I get so sick of reading how boring the NASCAR season was this year from people who call themselves devoted fans. I hear how they ironed or played solitaire rather than watching the races. I think if this is how they feel, they should probably just get out of the sport altogether and let more enthusiastic people take over instead of trying to bring everyone else down. It is not the old days, folks, and never will be again and your sour attitude about how "it used to be" and how wonderful the "real racers" were compared to today's drivers makes me tired. Just go back and watch past decades' replays if you can't get beyond it.

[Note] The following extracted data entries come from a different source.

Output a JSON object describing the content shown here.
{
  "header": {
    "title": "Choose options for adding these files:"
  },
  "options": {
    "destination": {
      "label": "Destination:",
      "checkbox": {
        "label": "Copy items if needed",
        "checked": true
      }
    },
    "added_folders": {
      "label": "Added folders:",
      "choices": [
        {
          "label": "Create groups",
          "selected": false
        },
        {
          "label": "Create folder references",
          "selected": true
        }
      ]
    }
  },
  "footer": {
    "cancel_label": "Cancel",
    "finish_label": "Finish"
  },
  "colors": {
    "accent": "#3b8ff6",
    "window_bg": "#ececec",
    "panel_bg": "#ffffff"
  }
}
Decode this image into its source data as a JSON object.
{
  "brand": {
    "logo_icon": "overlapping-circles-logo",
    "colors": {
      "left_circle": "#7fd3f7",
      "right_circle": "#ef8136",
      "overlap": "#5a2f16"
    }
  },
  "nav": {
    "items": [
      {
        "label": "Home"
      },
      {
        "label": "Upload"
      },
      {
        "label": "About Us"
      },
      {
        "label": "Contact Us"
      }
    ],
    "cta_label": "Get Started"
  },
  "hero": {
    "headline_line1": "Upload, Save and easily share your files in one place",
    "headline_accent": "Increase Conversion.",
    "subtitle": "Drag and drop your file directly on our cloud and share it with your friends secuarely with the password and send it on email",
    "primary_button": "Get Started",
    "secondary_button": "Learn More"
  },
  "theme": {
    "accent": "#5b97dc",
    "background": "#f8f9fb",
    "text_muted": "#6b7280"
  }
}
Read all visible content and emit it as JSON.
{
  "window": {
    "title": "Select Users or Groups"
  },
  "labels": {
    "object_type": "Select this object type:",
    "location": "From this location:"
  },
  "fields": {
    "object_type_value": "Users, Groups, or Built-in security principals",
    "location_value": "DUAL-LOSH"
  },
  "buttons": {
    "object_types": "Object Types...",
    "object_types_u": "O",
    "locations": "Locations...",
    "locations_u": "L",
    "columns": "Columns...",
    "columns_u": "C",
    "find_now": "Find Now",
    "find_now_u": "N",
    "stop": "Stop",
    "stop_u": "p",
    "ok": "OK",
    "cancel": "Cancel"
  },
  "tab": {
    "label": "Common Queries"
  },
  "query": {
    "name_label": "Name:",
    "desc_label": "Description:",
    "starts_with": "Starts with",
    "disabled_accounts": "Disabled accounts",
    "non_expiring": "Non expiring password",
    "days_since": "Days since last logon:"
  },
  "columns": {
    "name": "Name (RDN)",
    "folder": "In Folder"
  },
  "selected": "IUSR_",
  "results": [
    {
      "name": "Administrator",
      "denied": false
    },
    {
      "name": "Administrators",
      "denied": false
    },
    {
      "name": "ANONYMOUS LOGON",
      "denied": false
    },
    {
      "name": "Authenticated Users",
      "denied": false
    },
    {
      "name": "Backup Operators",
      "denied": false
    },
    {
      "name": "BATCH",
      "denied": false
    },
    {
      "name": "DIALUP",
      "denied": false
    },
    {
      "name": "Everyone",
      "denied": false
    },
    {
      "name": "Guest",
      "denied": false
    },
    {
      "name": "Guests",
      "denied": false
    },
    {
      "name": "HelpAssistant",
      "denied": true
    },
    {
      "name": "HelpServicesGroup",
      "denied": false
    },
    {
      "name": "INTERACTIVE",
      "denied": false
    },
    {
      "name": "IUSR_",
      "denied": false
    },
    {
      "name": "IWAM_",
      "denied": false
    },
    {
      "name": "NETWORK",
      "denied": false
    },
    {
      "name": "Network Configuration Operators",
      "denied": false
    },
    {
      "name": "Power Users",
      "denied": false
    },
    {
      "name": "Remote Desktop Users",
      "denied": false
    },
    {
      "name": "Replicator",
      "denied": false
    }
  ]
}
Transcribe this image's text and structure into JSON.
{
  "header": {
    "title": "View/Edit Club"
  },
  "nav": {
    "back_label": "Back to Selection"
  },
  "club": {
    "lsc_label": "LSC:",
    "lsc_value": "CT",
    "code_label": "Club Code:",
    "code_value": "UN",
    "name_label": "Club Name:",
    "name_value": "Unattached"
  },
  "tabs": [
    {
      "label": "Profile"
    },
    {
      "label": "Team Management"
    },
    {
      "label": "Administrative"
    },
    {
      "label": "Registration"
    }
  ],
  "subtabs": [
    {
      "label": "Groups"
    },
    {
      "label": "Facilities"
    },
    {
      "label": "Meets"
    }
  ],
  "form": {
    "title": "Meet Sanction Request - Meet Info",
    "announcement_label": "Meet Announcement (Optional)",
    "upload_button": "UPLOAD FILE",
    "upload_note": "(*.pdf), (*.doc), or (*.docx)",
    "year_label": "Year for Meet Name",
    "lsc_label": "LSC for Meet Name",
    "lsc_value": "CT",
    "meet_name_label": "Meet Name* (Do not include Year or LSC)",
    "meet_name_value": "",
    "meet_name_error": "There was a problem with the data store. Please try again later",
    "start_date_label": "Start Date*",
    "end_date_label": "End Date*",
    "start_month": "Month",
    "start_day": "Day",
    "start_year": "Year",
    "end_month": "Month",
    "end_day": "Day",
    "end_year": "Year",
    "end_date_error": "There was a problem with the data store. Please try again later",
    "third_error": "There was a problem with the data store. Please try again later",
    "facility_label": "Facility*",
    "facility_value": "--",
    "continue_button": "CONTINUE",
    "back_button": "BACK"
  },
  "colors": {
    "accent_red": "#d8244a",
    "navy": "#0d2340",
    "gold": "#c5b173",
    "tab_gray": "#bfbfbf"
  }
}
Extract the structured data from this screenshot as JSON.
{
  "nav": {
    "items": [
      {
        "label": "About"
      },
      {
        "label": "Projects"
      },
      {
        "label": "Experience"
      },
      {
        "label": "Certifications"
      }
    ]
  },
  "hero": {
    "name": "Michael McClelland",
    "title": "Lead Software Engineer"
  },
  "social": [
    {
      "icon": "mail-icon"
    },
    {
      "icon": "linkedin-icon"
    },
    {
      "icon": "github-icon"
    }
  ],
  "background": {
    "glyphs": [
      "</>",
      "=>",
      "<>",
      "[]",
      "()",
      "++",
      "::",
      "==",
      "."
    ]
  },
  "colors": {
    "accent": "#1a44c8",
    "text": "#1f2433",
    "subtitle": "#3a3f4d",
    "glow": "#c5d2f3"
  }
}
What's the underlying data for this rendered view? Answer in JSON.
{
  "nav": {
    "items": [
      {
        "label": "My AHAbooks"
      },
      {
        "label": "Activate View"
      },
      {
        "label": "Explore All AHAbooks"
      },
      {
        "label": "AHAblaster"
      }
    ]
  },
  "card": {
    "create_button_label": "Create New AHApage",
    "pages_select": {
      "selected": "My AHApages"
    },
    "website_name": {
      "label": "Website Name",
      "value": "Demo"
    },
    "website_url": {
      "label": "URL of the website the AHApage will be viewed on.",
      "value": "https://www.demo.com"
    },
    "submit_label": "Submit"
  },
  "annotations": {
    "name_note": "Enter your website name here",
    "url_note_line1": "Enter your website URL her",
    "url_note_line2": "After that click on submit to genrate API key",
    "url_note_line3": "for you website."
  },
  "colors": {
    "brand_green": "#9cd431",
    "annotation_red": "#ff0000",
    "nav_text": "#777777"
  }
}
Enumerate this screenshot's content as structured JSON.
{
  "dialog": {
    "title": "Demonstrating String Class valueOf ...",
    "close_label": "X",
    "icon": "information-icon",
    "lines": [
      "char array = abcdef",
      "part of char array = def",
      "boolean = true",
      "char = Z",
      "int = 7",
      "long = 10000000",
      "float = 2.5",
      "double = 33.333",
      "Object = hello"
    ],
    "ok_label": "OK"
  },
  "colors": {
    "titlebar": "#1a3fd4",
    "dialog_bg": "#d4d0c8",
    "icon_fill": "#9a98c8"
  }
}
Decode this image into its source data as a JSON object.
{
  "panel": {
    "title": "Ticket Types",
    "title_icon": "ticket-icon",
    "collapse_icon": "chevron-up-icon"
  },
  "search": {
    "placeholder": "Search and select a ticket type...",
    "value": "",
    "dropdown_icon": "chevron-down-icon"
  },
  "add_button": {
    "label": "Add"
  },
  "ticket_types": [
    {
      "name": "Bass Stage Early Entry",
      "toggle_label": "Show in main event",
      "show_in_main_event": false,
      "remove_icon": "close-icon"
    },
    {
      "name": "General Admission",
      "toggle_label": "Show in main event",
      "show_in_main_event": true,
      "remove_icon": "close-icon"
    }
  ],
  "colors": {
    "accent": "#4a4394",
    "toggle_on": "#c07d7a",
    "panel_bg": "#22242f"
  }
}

I thought the racing was exciting and expect it to be more so next year when everyone has a fresh start and their own agenda. Carl Edwards was a terrific competitor this time and I expect he'll be out for blood and a championship starting in February. Kyle Busch was dominant in the early part of the season and I have a feeling, he'll have put the bad taste of this year's Chase behind him and head great guns into 2009. Tony Stewart will be determined to see Stewart Haas do well in its maiden year. Jeff Gordon will be eager to make up for 2008's no-win season. I believe Dale Earnhardt, Jr will hit his stride with Hendrick's. Jamie McMurray had a great end-of-2008 and he'll be wanting to build on it in 2009. Ditto David Ragan. Add in all the others, and, of course, watching Jimmie try for four in a row, and it all adds up to can't-wait anticipation to me.